- Kurichi Location in Tamil Nadu, India
- Coordinates: 10°58′N 77°01′E﻿ / ﻿10.96°N 77.01°E
- Country: India
- State: Tamil Nadu
- Region: Kongu Nadu
- District: Coimbatore

Population (2011)
- • Total: 123,667

Languages
- • Official: Tamil
- Time zone: UTC+5:30 (IST)
- Postal code: 641***
- Telephone code: +91-422
- Vehicle registration: TN-99

= Kurichi =

Coimbatore Tamil Nadu, India

Kurichi is a neighborhood of Coimbatore city in the Indian state of Tamil Nadu. It was upgraded to a municipality in 2004, it was recently merged with the Coimbatore Corporation. As of 2011, the town had a population of 123,770.

==Geography==
Kurichi is located at .It shares its borders with Podanur, Sundarapuram, Kuniyamuthur, Nanjundapuram and Ukkadam. It is located to the north of Kurichi Kulam lake in the city.

==Demographics==

According to 2011 census, Kurichi had a population of 123,667 with a sex-ratio of 1,001 females for every 1,000 males, much above the national average of 929. A total of 12,987 were under the age of six, constituting 6,596 males and 6,391 females. Scheduled Castes and Scheduled Tribes accounted for 10.51% and .25% of the population respectively. The average literacy of the town was 80.48%, compared to the national average of 72.99%. The town had a total of 32830 households. There were a total of 49,040 workers, comprising 264 cultivators, 263 main agricultural labourers, 1,060 in house hold industries, 43,232 other workers, 4,221 marginal workers, 61 marginal cultivators, 53 marginal agricultural labourers, 137 marginal workers in household industries and 3,970 other marginal workers.
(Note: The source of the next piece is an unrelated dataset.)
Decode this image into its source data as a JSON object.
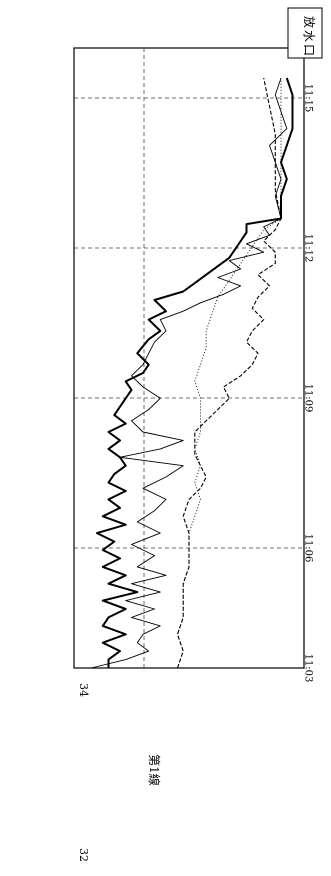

As per the religious census of 2011, Kurichi had 68.97% Hindus, 19.63% Muslims, 10.89% Christians, 0.04% Sikhs, 0.01% Buddhists, 0.01% Jains, 0.44% following other religions and 0.01% following no religion or did not indicate any religious preference.

==Civic administration==
Kurichi was upgraded to a municipality in 2004.